Friday, May 30, 2008

All Politics Is Local

Last week, someone stuffed a flier under my door. I found it half-crumpled in the front hall, and almost mistook it for yet another new neighborhood restaurant menu. It wasn't a menu; it was a notice of a meeting for the East Boston Land Use Council. Apparently one of my neighbors was housing homing/racing pigeons illegally on his property, and there was a meeting being held to discuss the issue.

I knew about the pigeons, I'd seen them plenty of times since I moved here, and I really like them. It's amazing to watch them fly around in their flock, as a seamless group, circling over the neighborhood. I didn't know that they are forbidden from being housed in my particular stretch of East Boston, but apparently this has to do with the area being demarcated as a Historical District.

Since I am in favor of the pigeons (being a pigeon afficianad0) I decided to attend the meeting.
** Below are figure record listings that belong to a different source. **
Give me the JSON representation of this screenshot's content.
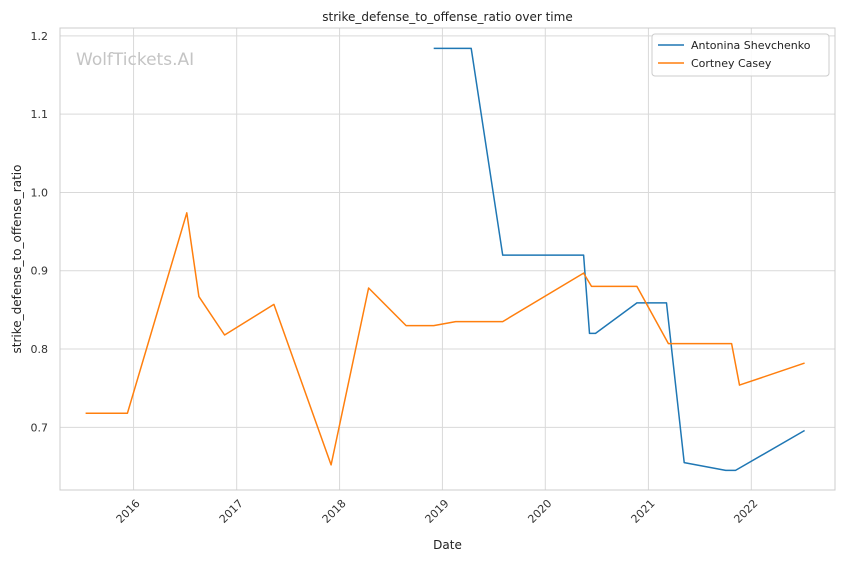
{
  "chart_data": {
    "type": "line",
    "title": "strike_defense_to_offense_ratio over time",
    "xlabel": "Date",
    "ylabel": "strike_defense_to_offense_ratio",
    "watermark": "WolfTickets.AI",
    "xlim": [
      "2015-04-15",
      "2022-10-25"
    ],
    "ylim": [
      0.62,
      1.21
    ],
    "x_ticks": [
      "2016",
      "2017",
      "2018",
      "2019",
      "2020",
      "2021",
      "2022"
    ],
    "y_ticks": [
      "0.7",
      "0.8",
      "0.9",
      "1.0",
      "1.1",
      "1.2"
    ],
    "grid": true,
    "legend_position": "top-right",
    "series": [
      {
        "name": "Antonina Shevchenko",
        "color": "#1f77b4",
        "points": [
          [
            "2018-12-01",
            1.184
          ],
          [
            "2019-04-13",
            1.184
          ],
          [
            "2019-08-03",
            0.92
          ],
          [
            "2020-05-16",
            0.92
          ],
          [
            "2020-06-06",
            0.82
          ],
          [
            "2020-06-27",
            0.82
          ],
          [
            "2020-11-21",
            0.859
          ],
          [
            "2021-03-06",
            0.859
          ],
          [
            "2021-05-08",
            0.655
          ],
          [
            "2021-10-02",
            0.645
          ],
          [
            "2021-11-06",
            0.645
          ],
          [
            "2022-07-09",
            0.696
          ]
        ]
      },
      {
        "name": "Cortney Casey",
        "color": "#ff7f0e",
        "points": [
          [
            "2015-07-15",
            0.718
          ],
          [
            "2015-12-10",
            0.718
          ],
          [
            "2016-07-08",
            0.974
          ],
          [
            "2016-08-20",
            0.867
          ],
          [
            "2016-11-19",
            0.818
          ],
          [
            "2017-05-13",
            0.857
          ],
          [
            "2017-12-02",
            0.652
          ],
          [
            "2018-04-14",
            0.878
          ],
          [
            "2018-08-25",
            0.83
          ],
          [
            "2018-12-01",
            0.83
          ],
          [
            "2019-02-17",
            0.835
          ],
          [
            "2019-08-03",
            0.835
          ],
          [
            "2020-05-16",
            0.897
          ],
          [
            "2020-06-13",
            0.88
          ],
          [
            "2020-11-21",
            0.88
          ],
          [
            "2021-03-13",
            0.807
          ],
          [
            "2021-10-23",
            0.807
          ],
          [
            "2021-11-20",
            0.754
          ],
          [
            "2022-07-09",
            0.782
          ]
        ]
      }
    ]
  }
}
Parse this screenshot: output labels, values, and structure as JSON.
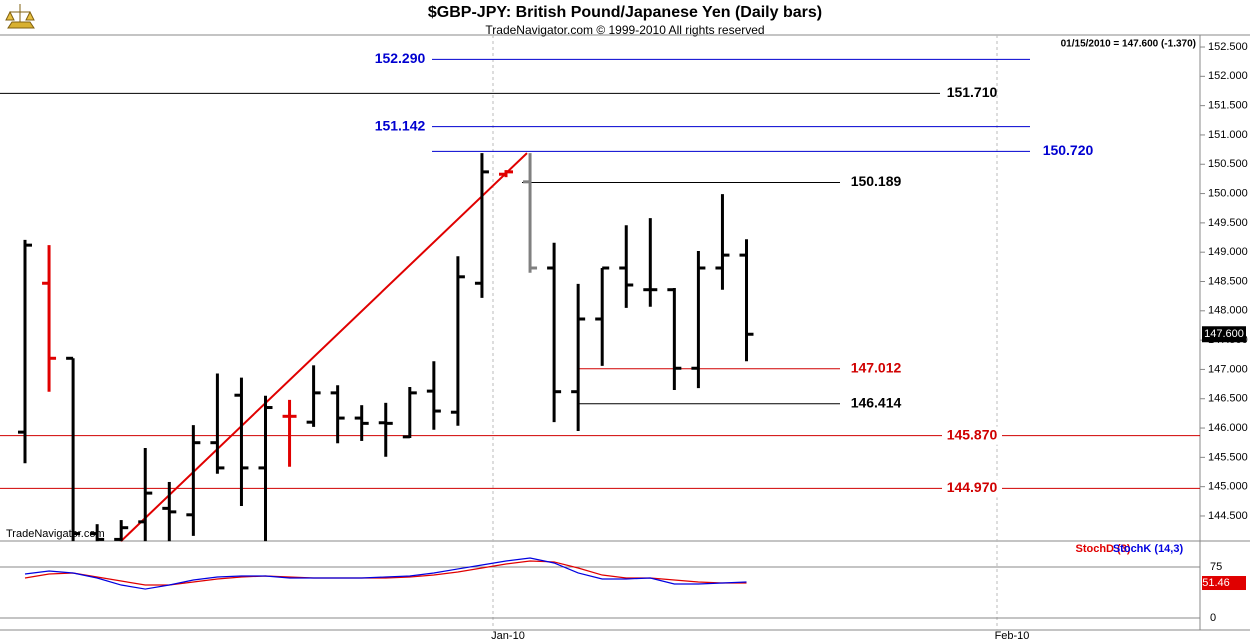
{
  "chart_data": [
    {
      "type": "ohlc",
      "title": "$GBP-JPY:  British Pound/Japanese Yen  (Daily bars)",
      "subtitle": "TradeNavigator.com © 1999-2010 All rights reserved",
      "header_quote": "01/15/2010 = 147.600 (-1.370)",
      "watermark": "TradeNavigator.com",
      "open": [
        145.93,
        148.47,
        147.19,
        144.2,
        144.1,
        144.4,
        144.63,
        144.52,
        145.75,
        146.56,
        145.32,
        146.2,
        146.1,
        146.6,
        146.17,
        146.09,
        145.85,
        146.63,
        146.27,
        148.47,
        150.33,
        150.2,
        148.73,
        146.62,
        147.86,
        148.73,
        148.36,
        148.36,
        147.02,
        148.73,
        148.95
      ],
      "high": [
        149.21,
        149.12,
        147.19,
        144.36,
        144.43,
        145.66,
        145.08,
        146.05,
        146.93,
        146.86,
        146.55,
        146.48,
        147.07,
        146.73,
        146.39,
        146.43,
        146.7,
        147.14,
        148.93,
        150.69,
        150.4,
        150.69,
        149.16,
        148.46,
        148.73,
        149.46,
        149.58,
        148.39,
        149.02,
        149.99,
        149.22
      ],
      "low": [
        145.4,
        146.62,
        144.07,
        144.07,
        144.07,
        144.07,
        144.07,
        144.16,
        145.22,
        144.67,
        144.07,
        145.34,
        146.02,
        145.74,
        145.78,
        145.51,
        145.83,
        145.97,
        146.04,
        148.22,
        150.28,
        148.65,
        146.1,
        145.95,
        147.06,
        148.05,
        148.07,
        146.65,
        146.68,
        148.36,
        147.14
      ],
      "close": [
        149.12,
        147.19,
        144.2,
        144.1,
        144.3,
        144.89,
        144.57,
        145.75,
        145.32,
        145.32,
        146.35,
        146.2,
        146.6,
        146.17,
        146.08,
        146.08,
        146.6,
        146.29,
        148.58,
        150.37,
        150.37,
        148.73,
        146.62,
        147.86,
        148.73,
        148.44,
        148.36,
        147.02,
        148.73,
        148.95,
        147.6
      ],
      "bar_colors": [
        "#000",
        "#e00000",
        "#000",
        "#000",
        "#000",
        "#000",
        "#000",
        "#000",
        "#000",
        "#000",
        "#000",
        "#e00000",
        "#000",
        "#000",
        "#000",
        "#000",
        "#000",
        "#000",
        "#000",
        "#000",
        "#e00000",
        "#808080",
        "#000",
        "#000",
        "#000",
        "#000",
        "#000",
        "#000",
        "#000",
        "#000",
        "#000"
      ],
      "ylim": [
        144.073,
        152.705
      ],
      "yticks": [
        {
          "value": 144.5,
          "label": "144.500"
        },
        {
          "value": 145,
          "label": "145.000"
        },
        {
          "value": 145.5,
          "label": "145.500"
        },
        {
          "value": 146,
          "label": "146.000"
        },
        {
          "value": 146.5,
          "label": "146.500"
        },
        {
          "value": 147,
          "label": "147.000"
        },
        {
          "value": 147.5,
          "label": "147.500"
        },
        {
          "value": 148,
          "label": "148.000"
        },
        {
          "value": 148.5,
          "label": "148.500"
        },
        {
          "value": 149,
          "label": "149.000"
        },
        {
          "value": 149.5,
          "label": "149.500"
        },
        {
          "value": 150,
          "label": "150.000"
        },
        {
          "value": 150.5,
          "label": "150.500"
        },
        {
          "value": 151,
          "label": "151.000"
        },
        {
          "value": 151.5,
          "label": "151.500"
        },
        {
          "value": 152,
          "label": "152.000"
        },
        {
          "value": 152.5,
          "label": "152.500"
        }
      ],
      "last_price": {
        "value": 147.6,
        "label": "147.600"
      },
      "levels": [
        {
          "value": 152.29,
          "label": "152.290",
          "color": "#0000d0"
        },
        {
          "value": 151.71,
          "label": "151.710",
          "color": "#000000"
        },
        {
          "value": 151.142,
          "label": "151.142",
          "color": "#0000d0"
        },
        {
          "value": 150.72,
          "label": "150.720",
          "color": "#0000d0"
        },
        {
          "value": 150.189,
          "label": "150.189",
          "color": "#000000"
        },
        {
          "value": 147.012,
          "label": "147.012",
          "color": "#d00000"
        },
        {
          "value": 146.414,
          "label": "146.414",
          "color": "#000000"
        },
        {
          "value": 145.87,
          "label": "145.870",
          "color": "#d00000"
        },
        {
          "value": 144.97,
          "label": "144.970",
          "color": "#d00000"
        }
      ],
      "trendline": {
        "values": [
          144.07,
          150.69
        ],
        "color": "#e00000"
      }
    },
    {
      "type": "line",
      "series": [
        {
          "name": "StochD (3)",
          "color": "#e00000",
          "values": [
            58.8,
            64.7,
            66.2,
            60.3,
            54.4,
            48.5,
            48.5,
            52.9,
            57.4,
            60.3,
            61.8,
            60.3,
            58.8,
            58.8,
            58.8,
            58.8,
            60.3,
            63.2,
            67.6,
            73.5,
            79.4,
            83.8,
            82.4,
            73.5,
            63.2,
            58.8,
            58.8,
            55.9,
            52.9,
            51.5,
            51.46
          ]
        },
        {
          "name": "StochK (14,3)",
          "color": "#0000e0",
          "values": [
            64.7,
            69.1,
            66.2,
            58.8,
            48.5,
            42.6,
            48.5,
            55.9,
            60.3,
            61.8,
            61.8,
            58.8,
            58.8,
            58.8,
            58.8,
            60.3,
            61.8,
            66.2,
            72.1,
            77.9,
            83.8,
            88.2,
            80.9,
            66.2,
            57.4,
            57.4,
            58.8,
            50.0,
            50.0,
            51.5,
            52.9
          ]
        }
      ],
      "last_value": 51.46,
      "ylim": [
        -17.6,
        113.2
      ],
      "yticks": [
        0,
        75
      ],
      "x_axis_labels": [
        "Jan-10",
        "Feb-10"
      ]
    }
  ]
}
That was how I ended up in the gym of the East Boston Social Center last night, with thirty of so locals and three city council reps at 7:00.
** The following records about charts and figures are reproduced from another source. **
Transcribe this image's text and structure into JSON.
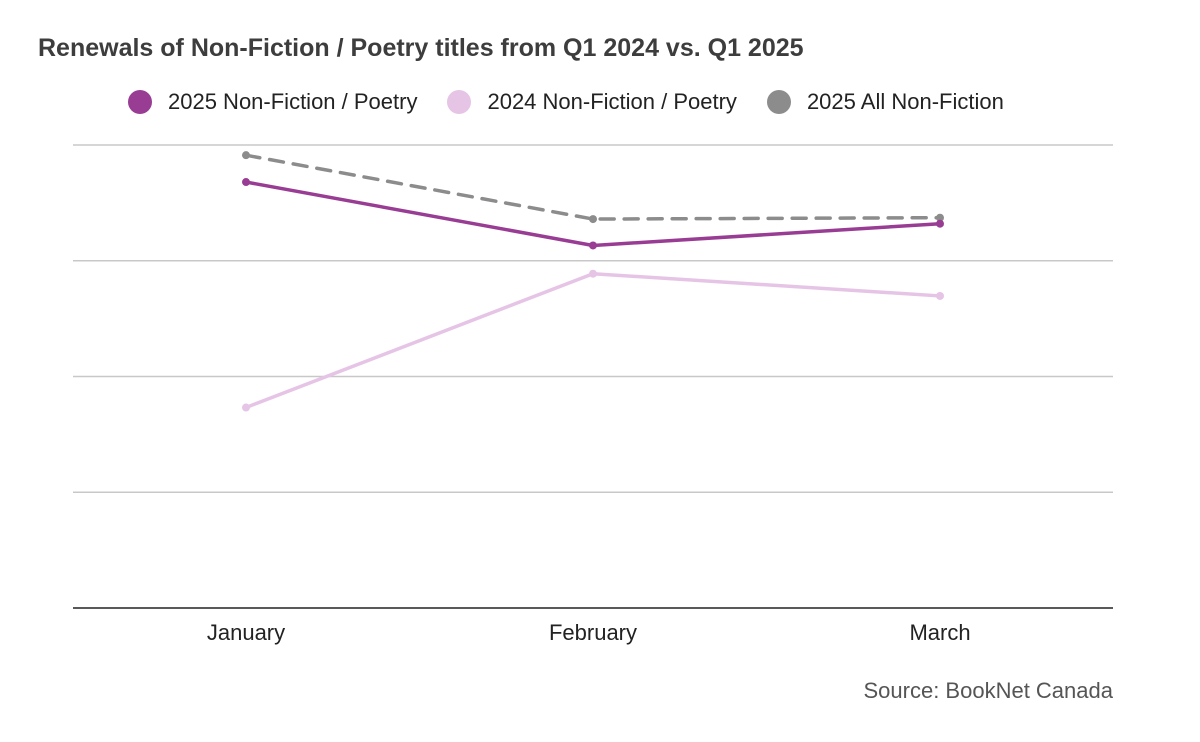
{
  "title": "Renewals of Non-Fiction / Poetry titles from Q1 2024 vs. Q1 2025",
  "source": "Source: BookNet Canada",
  "chart_data": {
    "type": "line",
    "categories": [
      "January",
      "February",
      "March"
    ],
    "ylim": [
      0,
      100
    ],
    "grid": true,
    "legend_position": "top",
    "series": [
      {
        "name": "2025 Non-Fiction / Poetry",
        "values": [
          92,
          78.3,
          83
        ],
        "color": "#993d94",
        "dashed": false
      },
      {
        "name": "2024 Non-Fiction / Poetry",
        "values": [
          43.3,
          72.2,
          67.4
        ],
        "color": "#e6c4e6",
        "dashed": false
      },
      {
        "name": "2025 All Non-Fiction",
        "values": [
          97.8,
          84,
          84.3
        ],
        "color": "#8c8c8c",
        "dashed": true
      }
    ]
  }
}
The meeting was difficult to follow, because the information regarding the pigeons and their housing (the actual subject of the meeting) wasn't given chronologically. In essence, one neighbor, Ed C., has been keeping the pigeons for 10 or so years, and his neighbors of 4 years are fed up with his mis-care of the property which is lowering the value of their house (which they are trying to sell). I heard a well-rehearsed statement from the Irate Neighbors regarding the damage to their house from pigeons feces, and the annoyance caused by pigeons roosting on their deck and roof, as well as the noise from the sixty or so pigeons in the coop.
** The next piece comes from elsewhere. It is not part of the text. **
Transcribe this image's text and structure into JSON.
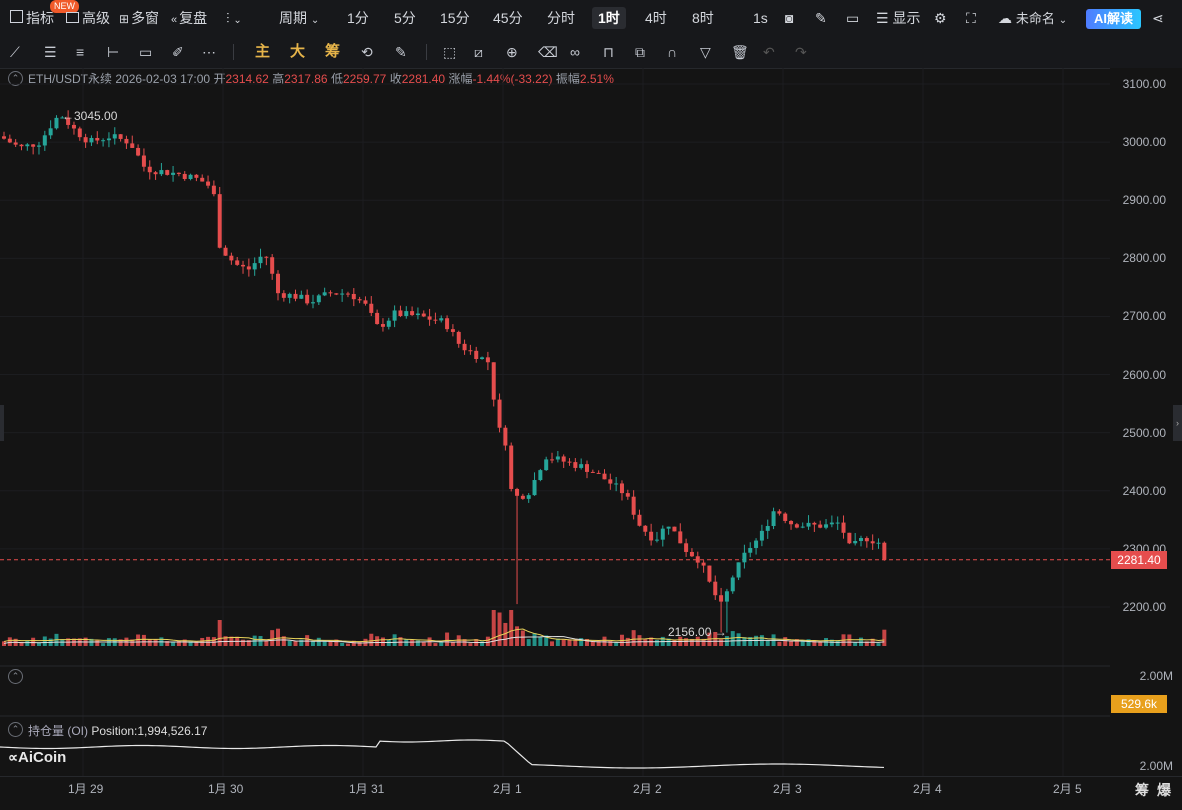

I did get up and mention that I liked the pigeons, and that really, I didn't think that Ed's birds were the cause of all the damage to the Irates' house. Their roof happens to be at a near 45-degree angle; pigeons prefer roosting at that angle, and most likely the damage was being caused by the wild pigeons. Only one other person stood up to agree with me, and he got a lot more attention and respect (after all, I was a newcomer).

In the end, the council voted 5-2 to recommend that the Housing Court (where the actual case will be held on June 10th) deny Ed's request for a permit to keep the pigeons. I spoke with a council rep afterward, and he told me that there's no way Ed will get to keep the pigeons. I'll miss them when they go.

While the meeting itself was a little unruly and hard to follow (and yes, at times, boring), I'd be tempted to go to another one, just to find out what's going on in the neighborhood. I've never been really involved in local politics (although in '04, I participated in the local caucuses and ran as an alternate delegate), and it would be interesting to join up and serve the community.

1 responses:

Vanessa said...

That's funny, I just wrote about pigeons on Wednesday. We've got some wild pigeons roosting in the eaves over our entrance. I didn't mind the two pigeons at first and actually thought it was kind of quirky that they were there. Now there are four, and it's a lot of poop to put up with. My room mates have almost had enough of it. Good news though, I think they're learning to fly (the young pigeon is spending a lot of time on the clothesline) so maybe they'll fly away and move downtown!